Güney Kore, ülkenin en büyük e-ticaret platformu Coupang'a, 30 milyondan fazla müşterinin kişisel verilerinin sızdırılması nedeniyle 409 milyon dolar (yaklaşık 12,5 milyar Kore wonu) tarihi bir para cezası verdi. Perşembe günü açıklanan karar, Coupang'ın veri güvenliği ihlallerine karşı en ağır yaptırım olarak kayıtlara geçti. Cezanın büyüklüğü, ABD'li yasa koyucuların da tepkisini çekerken, Kore Kişisel Bilgi Koruma Komisyonu (PIPC) tarafından yürütülen aylar süren soruşturmanın sonunda alındı. Coupang, Delaware'de kayıtlı bir firma olarak faaliyet gösteriyor ve ABD borsasında işlem görüyor.
Coupang veri sızıntısı: İhlalin boyutları ve soruşturma süreci
PIPC, Coupang'ın 2021'de yaşanan veri sızıntısında 30 milyondan fazla kullanıcının ad, adres, telefon numarası ve e-posta gibi hassas bilgilerinin üçüncü taraflara sızdırıldığını tespit etti. Soruşturma, şirketin veri koruma yükümlülüklerini ihlal ettiğini ve ihlalin ardından gerekli önlemleri almadığını ortaya koydu. Komisyon, Coupang'ın eksikliklerini gidermesi için 90 gün süre tanıdı ve ayrıca şirkete yönelik ek denetimler başlatılacağını duyurdu.
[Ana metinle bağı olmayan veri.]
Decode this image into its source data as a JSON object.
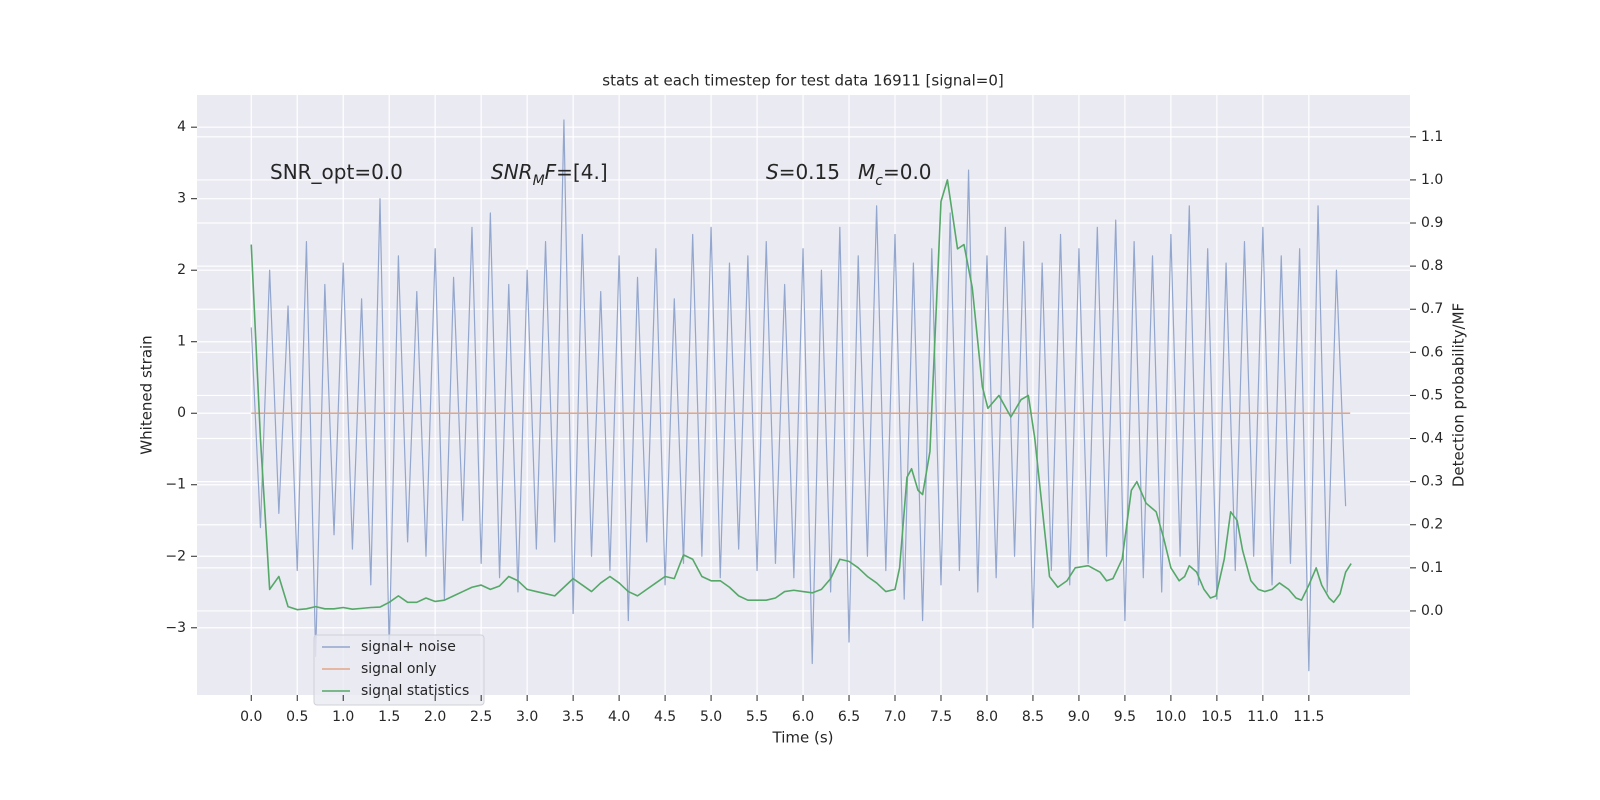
{
  "chart_data": {
    "type": "line",
    "title": "stats at each timestep for test data 16911 [signal=0]",
    "xlabel": "Time (s)",
    "ylabel": "Whitened strain",
    "y2label": "Detection probability/MF",
    "xlim": [
      -0.59,
      12.6
    ],
    "ylim": [
      -3.94,
      4.45
    ],
    "y2lim": [
      -0.195,
      1.197
    ],
    "xticks": [
      {
        "value": 0,
        "label": "0.0"
      },
      0.5,
      {
        "value": 1,
        "label": "1.0"
      },
      1.5,
      {
        "value": 2,
        "label": "2.0"
      },
      2.5,
      {
        "value": 3,
        "label": "3.0"
      },
      3.5,
      {
        "value": 4,
        "label": "4.0"
      },
      4.5,
      {
        "value": 5,
        "label": "5.0"
      },
      5.5,
      {
        "value": 6,
        "label": "6.0"
      },
      6.5,
      {
        "value": 7,
        "label": "7.0"
      },
      7.5,
      {
        "value": 8,
        "label": "8.0"
      },
      8.5,
      {
        "value": 9,
        "label": "9.0"
      },
      9.5,
      {
        "value": 10,
        "label": "10.0"
      },
      10.5,
      {
        "value": 11,
        "label": "11.0"
      },
      11.5
    ],
    "yticks": [
      {
        "value": -3,
        "label": "−3"
      },
      {
        "value": -2,
        "label": "−2"
      },
      {
        "value": -1,
        "label": "−1"
      },
      0,
      1,
      2,
      3,
      4
    ],
    "y2ticks": [
      {
        "value": 0,
        "label": "0.0"
      },
      0.1,
      0.2,
      0.3,
      0.4,
      0.5,
      0.6,
      0.7,
      0.8,
      0.9,
      {
        "value": 1,
        "label": "1.0"
      },
      1.1
    ],
    "grid": true,
    "legend": "lower left",
    "annotations": [
      {
        "segments": [
          {
            "text": "SNR_opt=0.0"
          }
        ]
      },
      {
        "segments": [
          {
            "text": "SNR",
            "italic": true
          },
          {
            "text": "M",
            "italic": true,
            "sub": true
          },
          {
            "text": "F",
            "italic": true
          },
          {
            "text": "=[4.]"
          }
        ]
      },
      {
        "segments": [
          {
            "text": "S",
            "italic": true
          },
          {
            "text": "=0.15"
          }
        ]
      },
      {
        "segments": [
          {
            "text": "M",
            "italic": true
          },
          {
            "text": "c",
            "italic": true,
            "sub": true
          },
          {
            "text": "=0.0"
          }
        ]
      }
    ],
    "series": [
      {
        "name": "signal+ noise",
        "color": "#93a6cd",
        "axis": "y",
        "x": [
          0.0,
          0.1,
          0.2,
          0.3,
          0.4,
          0.5,
          0.6,
          0.7,
          0.8,
          0.9,
          1.0,
          1.1,
          1.2,
          1.3,
          1.4,
          1.5,
          1.6,
          1.7,
          1.8,
          1.9,
          2.0,
          2.1,
          2.2,
          2.3,
          2.4,
          2.5,
          2.6,
          2.7,
          2.8,
          2.9,
          3.0,
          3.1,
          3.2,
          3.3,
          3.4,
          3.5,
          3.6,
          3.7,
          3.8,
          3.9,
          4.0,
          4.1,
          4.2,
          4.3,
          4.4,
          4.5,
          4.6,
          4.7,
          4.8,
          4.9,
          5.0,
          5.1,
          5.2,
          5.3,
          5.4,
          5.5,
          5.6,
          5.7,
          5.8,
          5.9,
          6.0,
          6.1,
          6.2,
          6.3,
          6.4,
          6.5,
          6.6,
          6.7,
          6.8,
          6.9,
          7.0,
          7.1,
          7.2,
          7.3,
          7.4,
          7.5,
          7.6,
          7.7,
          7.8,
          7.9,
          8.0,
          8.1,
          8.2,
          8.3,
          8.4,
          8.5,
          8.6,
          8.7,
          8.8,
          8.9,
          9.0,
          9.1,
          9.2,
          9.3,
          9.4,
          9.5,
          9.6,
          9.7,
          9.8,
          9.9,
          10.0,
          10.1,
          10.2,
          10.3,
          10.4,
          10.5,
          10.6,
          10.7,
          10.8,
          10.9,
          11.0,
          11.1,
          11.2,
          11.3,
          11.4,
          11.5,
          11.6,
          11.7,
          11.8,
          11.9
        ],
        "values": [
          1.2,
          -1.6,
          2.0,
          -1.4,
          1.5,
          -2.2,
          2.4,
          -3.4,
          1.8,
          -1.7,
          2.1,
          -1.9,
          1.6,
          -2.4,
          3.0,
          -3.3,
          2.2,
          -1.8,
          1.7,
          -2.0,
          2.3,
          -2.6,
          1.9,
          -1.5,
          2.6,
          -2.1,
          2.8,
          -2.3,
          1.8,
          -2.5,
          2.0,
          -1.9,
          2.4,
          -1.8,
          4.1,
          -2.8,
          2.5,
          -2.0,
          1.7,
          -2.2,
          2.2,
          -2.9,
          1.9,
          -1.8,
          2.3,
          -2.4,
          1.6,
          -2.1,
          2.5,
          -2.0,
          2.6,
          -2.3,
          2.1,
          -1.9,
          2.2,
          -2.2,
          2.4,
          -2.1,
          1.8,
          -2.3,
          2.3,
          -3.5,
          2.0,
          -2.5,
          2.6,
          -3.2,
          2.2,
          -2.0,
          2.9,
          -2.2,
          2.5,
          -2.6,
          2.1,
          -2.9,
          2.3,
          -2.4,
          2.8,
          -2.2,
          3.4,
          -2.5,
          2.2,
          -2.3,
          2.6,
          -2.0,
          2.4,
          -3.0,
          2.1,
          -2.2,
          2.5,
          -2.4,
          2.3,
          -2.1,
          2.6,
          -2.0,
          2.7,
          -2.9,
          2.4,
          -2.3,
          2.2,
          -2.5,
          2.5,
          -2.0,
          2.9,
          -2.4,
          2.3,
          -2.6,
          2.1,
          -2.2,
          2.4,
          -2.0,
          2.6,
          -2.4,
          2.2,
          -2.1,
          2.3,
          -3.6,
          2.9,
          -2.5,
          2.0,
          -1.3
        ]
      },
      {
        "name": "signal only",
        "color": "#e3a487",
        "axis": "y",
        "x": [
          0.0,
          11.95
        ],
        "values": [
          0,
          0
        ]
      },
      {
        "name": "signal statistics",
        "color": "#55a868",
        "axis": "y2",
        "x": [
          0.0,
          0.1,
          0.2,
          0.3,
          0.4,
          0.5,
          0.6,
          0.7,
          0.8,
          0.9,
          1.0,
          1.1,
          1.2,
          1.3,
          1.4,
          1.5,
          1.6,
          1.7,
          1.8,
          1.9,
          2.0,
          2.1,
          2.2,
          2.3,
          2.4,
          2.5,
          2.6,
          2.7,
          2.8,
          2.9,
          3.0,
          3.1,
          3.2,
          3.3,
          3.4,
          3.5,
          3.6,
          3.7,
          3.8,
          3.9,
          4.0,
          4.1,
          4.2,
          4.3,
          4.4,
          4.5,
          4.6,
          4.7,
          4.8,
          4.9,
          5.0,
          5.1,
          5.2,
          5.3,
          5.4,
          5.5,
          5.6,
          5.7,
          5.8,
          5.9,
          6.0,
          6.1,
          6.2,
          6.3,
          6.4,
          6.5,
          6.6,
          6.7,
          6.8,
          6.9,
          7.0,
          7.05,
          7.13,
          7.18,
          7.25,
          7.3,
          7.38,
          7.5,
          7.57,
          7.68,
          7.75,
          7.84,
          7.95,
          8.01,
          8.13,
          8.26,
          8.37,
          8.45,
          8.52,
          8.62,
          8.68,
          8.77,
          8.87,
          8.96,
          9.1,
          9.23,
          9.3,
          9.37,
          9.47,
          9.57,
          9.63,
          9.73,
          9.84,
          9.92,
          10.0,
          10.09,
          10.15,
          10.2,
          10.28,
          10.36,
          10.43,
          10.49,
          10.58,
          10.65,
          10.72,
          10.78,
          10.87,
          10.95,
          11.02,
          11.1,
          11.18,
          11.28,
          11.36,
          11.42,
          11.5,
          11.58,
          11.64,
          11.72,
          11.77,
          11.84,
          11.9,
          11.96
        ],
        "values": [
          0.85,
          0.4,
          0.05,
          0.08,
          0.01,
          0.003,
          0.005,
          0.01,
          0.005,
          0.005,
          0.008,
          0.004,
          0.006,
          0.008,
          0.009,
          0.02,
          0.035,
          0.02,
          0.02,
          0.03,
          0.022,
          0.025,
          0.035,
          0.045,
          0.055,
          0.06,
          0.05,
          0.058,
          0.08,
          0.07,
          0.05,
          0.045,
          0.04,
          0.035,
          0.055,
          0.075,
          0.06,
          0.045,
          0.065,
          0.08,
          0.065,
          0.045,
          0.035,
          0.05,
          0.065,
          0.08,
          0.075,
          0.13,
          0.12,
          0.08,
          0.07,
          0.07,
          0.055,
          0.035,
          0.025,
          0.025,
          0.025,
          0.03,
          0.045,
          0.048,
          0.045,
          0.042,
          0.05,
          0.075,
          0.12,
          0.115,
          0.1,
          0.08,
          0.065,
          0.045,
          0.05,
          0.1,
          0.31,
          0.33,
          0.28,
          0.27,
          0.37,
          0.95,
          1.0,
          0.84,
          0.85,
          0.75,
          0.52,
          0.47,
          0.5,
          0.45,
          0.49,
          0.5,
          0.4,
          0.2,
          0.08,
          0.055,
          0.07,
          0.1,
          0.105,
          0.09,
          0.07,
          0.075,
          0.12,
          0.28,
          0.3,
          0.25,
          0.23,
          0.17,
          0.1,
          0.07,
          0.08,
          0.105,
          0.09,
          0.05,
          0.03,
          0.035,
          0.12,
          0.23,
          0.21,
          0.14,
          0.07,
          0.05,
          0.045,
          0.05,
          0.065,
          0.05,
          0.03,
          0.025,
          0.06,
          0.1,
          0.06,
          0.03,
          0.02,
          0.04,
          0.09,
          0.11
        ]
      }
    ]
  }
}
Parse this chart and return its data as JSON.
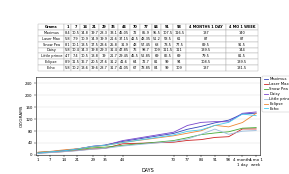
{
  "xlabel": "DAYS",
  "ylabel": "OZ/GRAMS",
  "x_labels": [
    "1",
    "7",
    "14",
    "21",
    "29",
    "35",
    "44",
    "70",
    "77",
    "84",
    "91",
    "98",
    "4 months\n1 day",
    "4 mo 1\nweek"
  ],
  "x_values": [
    1,
    7,
    14,
    21,
    29,
    35,
    44,
    70,
    77,
    84,
    91,
    98,
    105,
    112
  ],
  "table_col_labels": [
    "Grams",
    "1",
    "7",
    "14",
    "21",
    "29",
    "35",
    "44",
    "70",
    "77",
    "84",
    "91",
    "98",
    "4 MONTHS 1 DAY",
    "4 MO 1 WEEK"
  ],
  "table_rows": [
    [
      "Maximus",
      "8.4",
      "10.5",
      "14.8",
      "19.7",
      "28.3",
      "33.1",
      "45.05",
      "72",
      "85.9",
      "95.5",
      "107.5",
      "116.5",
      "137",
      "140"
    ],
    [
      "Laser Max",
      "5.8",
      "7.9",
      "10.9",
      "14.9",
      "19.9",
      "21.6",
      "37.15",
      "42.5",
      "48.35",
      "51.2",
      "58.5",
      "61",
      "87",
      "87"
    ],
    [
      "Snow Pea",
      "8.1",
      "10.1",
      "13.5",
      "17.5",
      "23.6",
      "25.8",
      "31.9",
      "48",
      "57.45",
      "68",
      "73.5",
      "77.5",
      "89.5",
      "91.5"
    ],
    [
      "Daisy",
      "5.8",
      "10.4",
      "14.3",
      "19.8",
      "29.3",
      "31.4",
      "47.85",
      "76",
      "98.7",
      "109",
      "111.5",
      "111",
      "139.5",
      "144"
    ],
    [
      "Little prince",
      "4.7",
      "7.4",
      "10.5",
      "13.8",
      "19",
      "21.7",
      "29.45",
      "45.5",
      "52.85",
      "69",
      "86.5",
      "69",
      "79.5",
      "81.5"
    ],
    [
      "Eclipse",
      "8.9",
      "11.5",
      "16.7",
      "20.5",
      "27.6",
      "31.2",
      "41.6",
      "64",
      "72.7",
      "81",
      "99",
      "94",
      "108.5",
      "139.5"
    ],
    [
      "Echo",
      "5.8",
      "10.2",
      "13.6",
      "19.6",
      "28.7",
      "31.7",
      "41.05",
      "67",
      "78.85",
      "84",
      "99",
      "109",
      "137",
      "131.5"
    ]
  ],
  "series": [
    {
      "name": "Maximus",
      "color": "#3344bb",
      "values": [
        8.4,
        10.5,
        14.8,
        19.7,
        28.3,
        33.1,
        45.05,
        72,
        85.9,
        95.5,
        107.5,
        116.5,
        137,
        140
      ]
    },
    {
      "name": "Laser Max",
      "color": "#cc2222",
      "values": [
        5.8,
        7.9,
        10.9,
        14.9,
        19.9,
        21.6,
        37.15,
        42.5,
        48.35,
        51.2,
        58.5,
        61,
        87,
        87
      ]
    },
    {
      "name": "Snow Pea",
      "color": "#44aa33",
      "values": [
        8.1,
        10.1,
        13.5,
        17.5,
        23.6,
        25.8,
        31.9,
        48,
        57.45,
        68,
        73.5,
        77.5,
        89.5,
        91.5
      ]
    },
    {
      "name": "Daisy",
      "color": "#7744cc",
      "values": [
        5.8,
        10.4,
        14.3,
        19.8,
        29.3,
        31.4,
        47.85,
        76,
        98.7,
        109,
        111.5,
        111,
        139.5,
        144
      ]
    },
    {
      "name": "Little prince",
      "color": "#99bbdd",
      "values": [
        4.7,
        7.4,
        10.5,
        13.8,
        19,
        21.7,
        29.45,
        45.5,
        52.85,
        69,
        86.5,
        69,
        79.5,
        81.5
      ]
    },
    {
      "name": "Eclipse",
      "color": "#ee8833",
      "values": [
        8.9,
        11.5,
        16.7,
        20.5,
        27.6,
        31.2,
        41.6,
        64,
        72.7,
        81,
        99,
        94,
        108.5,
        139.5
      ]
    },
    {
      "name": "Echo",
      "color": "#44ccee",
      "values": [
        5.8,
        10.2,
        13.6,
        19.6,
        28.7,
        31.7,
        41.05,
        67,
        78.85,
        84,
        99,
        109,
        137,
        131.5
      ]
    }
  ],
  "ylim": [
    0,
    260
  ],
  "yticks": [
    0,
    40,
    80,
    120,
    160,
    200,
    240
  ],
  "background_color": "#ffffff",
  "grid_color": "#dddddd"
}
Coupang, cezayı ağır bulduklarını ve hukuki yollara başvuracaklarını açıkladı.
Bu ceza, Güney Kore'nin veri koruma yasaları kapsamında verilen en büyük ceza olma özelliğini taşıyor. Daha önce de Google ve Meta gibi dev şirketlere veri ihlalleri nedeniyle cezalar kesilmişti, ancak Coupang cezası bunların hepsini geride bıraktı. PIPC Başkanı Ko Hak-soo, "Veri koruma, dijital ekonominin temelidir. Bu ceza, şirketlerin kullanıcı verilerini koruma sorumluluğunu hatırlatmayı amaçlıyor" dedi.
Küresel yankılar ve ABD'li yasa koyucuların tepkisi
Cezaya en sert tepki ABD'den geldi. Amerikalı yasa koyucular, Coupang'ın ABD'de kayıtlı bir şirket olmasına rağmen cezanın ABD yasalarını ihlal edip etmediğini sorguluyor. Temsilciler Meclisi üyeleri, konuyu Ticaret Bakanlığı'na taşıyarak soruşturma başlatılmasını talep etti. Coupang hisseleri, cezanın ardından New York Borsası'nda %5 değer kaybetti. Uzmanlar, bu kararın diğer ülkelerdeki veri koruma düzenlemelerine de örnek teşkil edebileceğini belirtiyor. Avrupa Birliği'nin Genel Veri Koruma Yönetmeliği (GDPR) benzeri sert yaptırımlar, Asya'da da yaygınlaşma eğiliminde. Güney Kore, 2020'de Kişisel Bilgi Koruma Yasası'nı GDPR benzeri bir şekilde güncellemişti.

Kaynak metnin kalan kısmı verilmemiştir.